“You said just now that house-walls and food and drink were of little consequence—unless you had strong hands about you.”
“But you’re strong of your hands already. And I am weak.”
“Yes,” said Oliphant, “passably strong; but it is each man to his trade, my lady. The hands I need—they greet me on the uplands, when my horse and I are so tired out that it is laughable. We get up into the roomy moors—our business lies in that sort of country—and the curlews go crying, crying, as if their sorrow could not rest since a Stuart once was martyred. And we gather up our courage, my horse and I.”
“You men,” she broke in fretfully—“your thoughts run always up the hills. And you find only the old feuds—a Stuart martyred near a hundred years ago, a king who’s earth and bone-dust by this time, as we shall be one day. It matters so little, Mr. Oliphant, when we come to the end of our lives—to the end of our singing-time.”
Oliphant of Muirhouse had learned the hardest of life’s lessons—a broad and catholic simplicity; and in the learning he had gained an added edge to the temper that now was lithe as steel. “King Charles is neither earth nor bone-dust,” he said pleasantly. “He is—alive, my lady, and he knows that we remember.”

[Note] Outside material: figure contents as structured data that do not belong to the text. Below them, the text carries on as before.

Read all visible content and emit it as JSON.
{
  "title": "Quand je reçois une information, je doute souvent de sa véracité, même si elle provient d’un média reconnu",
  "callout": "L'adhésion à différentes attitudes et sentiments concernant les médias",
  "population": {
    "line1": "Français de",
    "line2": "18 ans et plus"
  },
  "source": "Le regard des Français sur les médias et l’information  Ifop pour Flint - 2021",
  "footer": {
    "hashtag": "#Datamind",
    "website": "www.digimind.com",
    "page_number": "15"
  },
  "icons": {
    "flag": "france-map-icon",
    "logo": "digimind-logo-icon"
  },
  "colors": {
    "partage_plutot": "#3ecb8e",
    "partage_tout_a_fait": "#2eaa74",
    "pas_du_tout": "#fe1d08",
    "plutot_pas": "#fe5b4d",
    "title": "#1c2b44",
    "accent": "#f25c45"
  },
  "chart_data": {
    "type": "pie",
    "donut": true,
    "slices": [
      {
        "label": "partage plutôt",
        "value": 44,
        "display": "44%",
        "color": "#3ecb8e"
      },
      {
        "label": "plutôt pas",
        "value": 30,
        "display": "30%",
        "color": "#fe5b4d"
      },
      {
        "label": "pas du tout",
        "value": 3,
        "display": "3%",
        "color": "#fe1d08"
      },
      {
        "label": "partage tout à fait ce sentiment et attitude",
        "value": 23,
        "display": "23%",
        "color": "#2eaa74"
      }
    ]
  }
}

“Remembrance? What of that?” asked the other lazily. “Just last year’s rose-leaves, sir, with the faded scent about them. By your leave, Mr. Oliphant, I thought you more workmanlike and modern.”
It was Rupert who broke in. “Remember?” he said stormily. “My father taught me just that word, when he used to come up into the nursery long ago, and play with us. He did not know then how—how like God’s fool I was to grow up, and he would tell me tales of Charles the First, how likeable and kingly he was always; how he’d have been glad to take his crown off, and live like a country gentleman, following field-sports all the day, and coming back to the wife and bairns he loved, to spend long evenings with them.”
Oliphant of Muirhouse felt pity stir about him. This lad—with the simplicity of one who was seeing far back along the years, scarce knowing that he was speaking his thoughts aloud—was a figure to rouse any thinking man’s attention. He was so good a soldier wasted.
“Then father would tell me,” went on Rupert, the passion deepening in his voice, “how the King was asked to leave it all; how he could have saved his life, if he had given his Faith in exchange, and how he would not yield. And then—father made it all so plain to me—the King went out from Whitehall, one bitter January day, and the scaffold and the streets were thick with snow, and he went with a grave, happy face, as if he had many friends about him. And he knelt awhile at the scaffold in decent prayer; and then he turned to Bishop Juxon, and said, ‘Remember!’ And then—black Cromwell had his way of him, for a little while.”
“My dear, that is past history,” protested Lady Royd, with petulant dislike of sorrow. “Of course he died well, and, to be sure, the snow must have added to his great discomfort; but we live in other times.”